Le premier diagnostic est une lésion médullaire, où le médecin informe Menno qu'il ne marchera plus jamais. "Il a dit à ma mère que je pourrais être très heureux en fauteuil roulant. J'ai dit que ça n'allait pas se passer - à mes parents, pas au médecin - car je croyais qu'un jour je pourrais à nouveau utiliser mes jambes.” Plus tard, il s'avère que la paralysie est incomplète, ce qui signifie que les nerfs ne sont pas complètement endommagés et qu'une récupération est possible.
Opportunités
Le fait que la sensation dans ses jambes revienne lentement mais sûrement le pousse à travailler encore plus dur pour se rétablir complètement. “Je me suis aussi dit : j'ai tellement de chance avec l'endroit où je vis, avec les possibilités financières qui existent et les soins que nous avons aux Pays-Bas ; si quelqu'un doit se rétablir, c'est moi. Je dois saisir toutes les occasions, car il y a des gens qui n'ont pas cette chance. Ces personnes m'envoient parfois des messages, depuis des pays où c'est beaucoup moins bien organisé. Nous avons ici une si bonne situation.
Rétablissement
Il se rétablit – même s'il n'est certainement pas encore revenu à l'état physique d'avant l'accident. “Mais je le sens à nouveau quand je me cogne l'orteil. Cela semble désagréable, mais c'est incroyable quand on voit d'où je viens.Le sentiment dans mes pieds n'est pas encore optimal, mais je peux maintenant marcher avec un déambulateur et – quand je trouve mon équilibre – je peux rester debout tout seul. C'est très agréable pour me raser et me laver les mains. Et je peux me retourner dans mon lit sans l'aide de mes bras.”

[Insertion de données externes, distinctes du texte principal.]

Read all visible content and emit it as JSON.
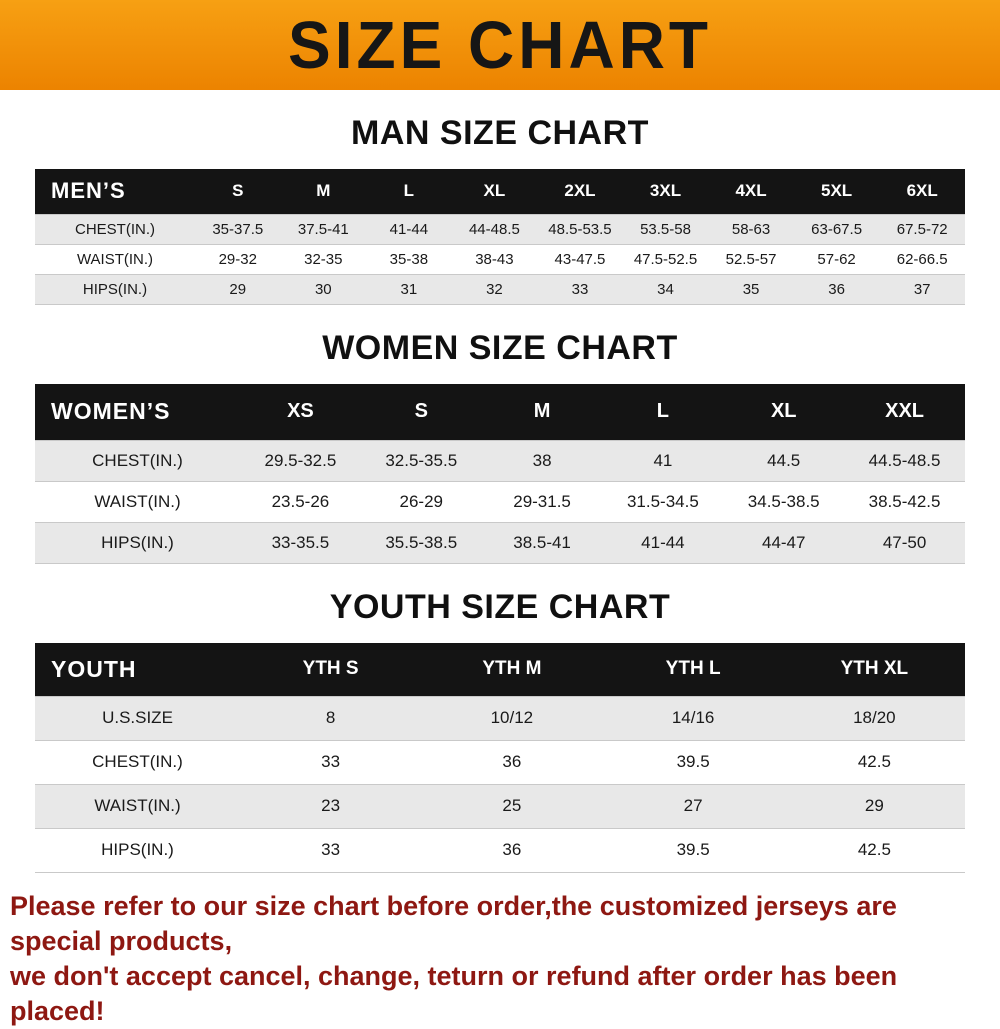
{
  "banner": {
    "title": "SIZE CHART"
  },
  "colors": {
    "banner_orange": "#F08E06",
    "table_header_black": "#141414",
    "row_stripe_gray": "#E8E8E8",
    "footer_text_red": "#8E1812"
  },
  "chart_data": [
    {
      "type": "table",
      "title": "MAN SIZE CHART",
      "columns": [
        "MEN’S",
        "S",
        "M",
        "L",
        "XL",
        "2XL",
        "3XL",
        "4XL",
        "5XL",
        "6XL"
      ],
      "rows": [
        [
          "CHEST(IN.)",
          "35-37.5",
          "37.5-41",
          "41-44",
          "44-48.5",
          "48.5-53.5",
          "53.5-58",
          "58-63",
          "63-67.5",
          "67.5-72"
        ],
        [
          "WAIST(IN.)",
          "29-32",
          "32-35",
          "35-38",
          "38-43",
          "43-47.5",
          "47.5-52.5",
          "52.5-57",
          "57-62",
          "62-66.5"
        ],
        [
          "HIPS(IN.)",
          "29",
          "30",
          "31",
          "32",
          "33",
          "34",
          "35",
          "36",
          "37"
        ]
      ]
    },
    {
      "type": "table",
      "title": "WOMEN SIZE CHART",
      "columns": [
        "WOMEN’S",
        "XS",
        "S",
        "M",
        "L",
        "XL",
        "XXL"
      ],
      "rows": [
        [
          "CHEST(IN.)",
          "29.5-32.5",
          "32.5-35.5",
          "38",
          "41",
          "44.5",
          "44.5-48.5"
        ],
        [
          "WAIST(IN.)",
          "23.5-26",
          "26-29",
          "29-31.5",
          "31.5-34.5",
          "34.5-38.5",
          "38.5-42.5"
        ],
        [
          "HIPS(IN.)",
          "33-35.5",
          "35.5-38.5",
          "38.5-41",
          "41-44",
          "44-47",
          "47-50"
        ]
      ]
    },
    {
      "type": "table",
      "title": "YOUTH SIZE CHART",
      "columns": [
        "YOUTH",
        "YTH S",
        "YTH M",
        "YTH L",
        "YTH XL"
      ],
      "rows": [
        [
          "U.S.SIZE",
          "8",
          "10/12",
          "14/16",
          "18/20"
        ],
        [
          "CHEST(IN.)",
          "33",
          "36",
          "39.5",
          "42.5"
        ],
        [
          "WAIST(IN.)",
          "23",
          "25",
          "27",
          "29"
        ],
        [
          "HIPS(IN.)",
          "33",
          "36",
          "39.5",
          "42.5"
        ]
      ]
    }
  ],
  "footer": {
    "lines": [
      "Please refer to our size chart before order,the customized jerseys are special products,",
      "we don't accept cancel, change, teturn or refund after order has been placed!"
    ]
  }
}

En plus de son emploi à temps partiel, Menno s'entraîne trois fois par semaine très dur pour s'assurer que ses muscles deviennent plus forts. “Quand mon muscle fessier droit recommencera à fonctionner, je pourrai finalement marcher sans déambulateur. En termes de récupération, je suis maintenant à 50%, mais je vais faire en sorte que cela atteigne 90%.”
Commentaires
Pour aussi longtemps que le fauteuil roulant – dont il a besoin pour les longues distances – et le déambulateur sont encore nécessaires, vous ne trouverez certainement pas Menno seulement chez lui sur le canapé. S'il n'est pas en train de coacher les dames de hockey de l'UNO, il est par exemple au bar avec ses amis.“Là, tu remarques bien qu'une fois que la boisson a coulé, les gens commencent à faire des remarques.

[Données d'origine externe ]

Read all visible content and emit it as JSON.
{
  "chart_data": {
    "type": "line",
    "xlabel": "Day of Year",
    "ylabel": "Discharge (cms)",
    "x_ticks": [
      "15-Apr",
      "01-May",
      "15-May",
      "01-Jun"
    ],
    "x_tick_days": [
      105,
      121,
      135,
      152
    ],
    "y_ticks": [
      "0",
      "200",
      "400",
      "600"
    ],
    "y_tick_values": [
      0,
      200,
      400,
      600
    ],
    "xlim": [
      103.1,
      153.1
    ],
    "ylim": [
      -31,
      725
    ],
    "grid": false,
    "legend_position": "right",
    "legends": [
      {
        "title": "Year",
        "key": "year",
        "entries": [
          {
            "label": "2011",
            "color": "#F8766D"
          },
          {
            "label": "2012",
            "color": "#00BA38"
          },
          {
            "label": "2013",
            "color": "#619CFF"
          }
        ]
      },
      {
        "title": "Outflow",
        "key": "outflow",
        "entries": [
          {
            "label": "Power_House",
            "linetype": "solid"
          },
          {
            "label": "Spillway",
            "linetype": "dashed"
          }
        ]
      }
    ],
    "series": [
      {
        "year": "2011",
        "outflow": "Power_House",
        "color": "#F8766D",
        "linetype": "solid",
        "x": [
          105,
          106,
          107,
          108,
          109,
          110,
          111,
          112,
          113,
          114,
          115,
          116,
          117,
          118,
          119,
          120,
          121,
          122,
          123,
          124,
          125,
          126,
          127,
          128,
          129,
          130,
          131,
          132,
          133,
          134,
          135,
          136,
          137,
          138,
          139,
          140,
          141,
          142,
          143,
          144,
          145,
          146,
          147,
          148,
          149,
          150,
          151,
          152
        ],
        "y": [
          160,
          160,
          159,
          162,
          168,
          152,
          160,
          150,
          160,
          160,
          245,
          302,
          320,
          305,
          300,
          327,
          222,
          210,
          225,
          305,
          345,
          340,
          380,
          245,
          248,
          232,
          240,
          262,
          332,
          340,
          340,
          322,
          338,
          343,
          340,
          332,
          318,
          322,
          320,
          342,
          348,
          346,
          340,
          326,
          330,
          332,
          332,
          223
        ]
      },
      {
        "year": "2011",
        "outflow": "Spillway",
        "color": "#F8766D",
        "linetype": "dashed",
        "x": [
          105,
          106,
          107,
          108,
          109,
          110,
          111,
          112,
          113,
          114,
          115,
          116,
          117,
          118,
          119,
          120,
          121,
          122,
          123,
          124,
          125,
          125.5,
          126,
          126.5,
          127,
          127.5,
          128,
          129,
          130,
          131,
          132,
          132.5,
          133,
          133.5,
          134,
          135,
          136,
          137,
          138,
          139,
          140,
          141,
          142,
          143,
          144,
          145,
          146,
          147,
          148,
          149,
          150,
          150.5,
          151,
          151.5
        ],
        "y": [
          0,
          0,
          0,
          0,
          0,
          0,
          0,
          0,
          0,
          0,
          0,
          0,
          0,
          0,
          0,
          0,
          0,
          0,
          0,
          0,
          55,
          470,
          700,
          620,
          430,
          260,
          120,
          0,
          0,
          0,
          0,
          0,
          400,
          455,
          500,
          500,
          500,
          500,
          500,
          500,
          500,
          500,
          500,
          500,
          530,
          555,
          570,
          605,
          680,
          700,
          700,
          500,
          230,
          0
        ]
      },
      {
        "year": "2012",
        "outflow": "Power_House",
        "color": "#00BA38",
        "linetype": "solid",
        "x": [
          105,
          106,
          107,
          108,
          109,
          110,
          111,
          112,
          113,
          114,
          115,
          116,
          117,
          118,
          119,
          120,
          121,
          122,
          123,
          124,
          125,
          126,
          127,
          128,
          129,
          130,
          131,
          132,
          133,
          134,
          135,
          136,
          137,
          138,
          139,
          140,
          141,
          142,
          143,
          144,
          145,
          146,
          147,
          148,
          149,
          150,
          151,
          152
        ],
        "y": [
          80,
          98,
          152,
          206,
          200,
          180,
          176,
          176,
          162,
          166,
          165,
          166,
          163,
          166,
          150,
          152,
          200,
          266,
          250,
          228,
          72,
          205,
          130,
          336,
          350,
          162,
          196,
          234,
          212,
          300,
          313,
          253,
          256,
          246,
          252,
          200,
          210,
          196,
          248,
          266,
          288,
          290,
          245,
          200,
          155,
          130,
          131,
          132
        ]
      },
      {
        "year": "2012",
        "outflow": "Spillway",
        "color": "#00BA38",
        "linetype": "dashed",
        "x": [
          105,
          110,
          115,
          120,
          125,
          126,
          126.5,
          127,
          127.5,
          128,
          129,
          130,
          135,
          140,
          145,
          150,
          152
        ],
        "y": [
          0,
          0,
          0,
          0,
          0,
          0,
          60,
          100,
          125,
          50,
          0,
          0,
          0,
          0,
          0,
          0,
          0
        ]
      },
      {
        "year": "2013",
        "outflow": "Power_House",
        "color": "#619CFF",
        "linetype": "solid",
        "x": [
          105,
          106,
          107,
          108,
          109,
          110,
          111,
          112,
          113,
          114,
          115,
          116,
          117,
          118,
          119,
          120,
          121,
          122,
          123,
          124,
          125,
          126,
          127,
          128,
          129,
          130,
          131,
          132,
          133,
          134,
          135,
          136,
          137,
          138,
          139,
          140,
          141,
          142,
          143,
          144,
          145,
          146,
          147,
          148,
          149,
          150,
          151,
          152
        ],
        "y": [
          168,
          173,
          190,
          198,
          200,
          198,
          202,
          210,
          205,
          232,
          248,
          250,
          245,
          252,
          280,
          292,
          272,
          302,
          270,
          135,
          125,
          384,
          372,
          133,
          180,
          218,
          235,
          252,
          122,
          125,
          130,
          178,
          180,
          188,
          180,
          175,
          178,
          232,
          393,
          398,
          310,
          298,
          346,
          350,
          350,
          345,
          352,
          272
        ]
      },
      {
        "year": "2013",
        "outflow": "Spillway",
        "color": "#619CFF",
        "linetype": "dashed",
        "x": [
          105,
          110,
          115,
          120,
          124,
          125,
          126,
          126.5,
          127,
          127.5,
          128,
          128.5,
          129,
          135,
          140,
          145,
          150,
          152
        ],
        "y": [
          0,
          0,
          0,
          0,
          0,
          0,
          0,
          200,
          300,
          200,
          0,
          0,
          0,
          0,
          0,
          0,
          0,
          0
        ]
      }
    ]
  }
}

Alors quelqu'un m'appelle ‘Hé, handicapé !’, ou ils me tapotent dans le dos dans la rue en disant ‘Tu avances bien ?’. Je peux le prendre si on est amis, mais pas si tu es un inconnu. Parfois, je peux être assez rapide et dire : ‘Ma blessure finira par guérir, mais ta personnalité, elle, restera comme ça’, haha.”
Protecteurs de dos
En plus de son emploi du temps chargé entre le travail, la kiné et les moments conviviaux, Menno veut essayer de s'assurer que d'autres rentrent chez eux sains et saufs après un petit séjour au ski cet hiver. Il conçoit donc un protecteur de dos, s'envole pour la Chine pour finaliser les designs et les vend en ligne depuis cette semaine. “C'est si évident de porter un casque, mais un protecteur de dos, ce n'est pas encore le cas. Mon rêve est de faire en sorte qu'au moins 10 000 skieurs partent en vacances au ski en toute sécurité. Si j'avais porté un tel truc, les dégâts auraient probablement été moindres.”
De plus, il est totalement transparent sur les coûts. Dans le montant que vous payez pour un protège-dos de sa marque Spines, il y a automatiquement un don de €15 pour accélérer la recherche sur la guérison des lésions médullaires. “Si nous vendons ces 10 000 protège-dos, je pourrai déjà €150.000 faire un don et j'espère qu'il y aura une façon de guérir pendant ma vie. En attendant, je vais m'assurer que tout redevienne aussi génial qu'avant mon accident.”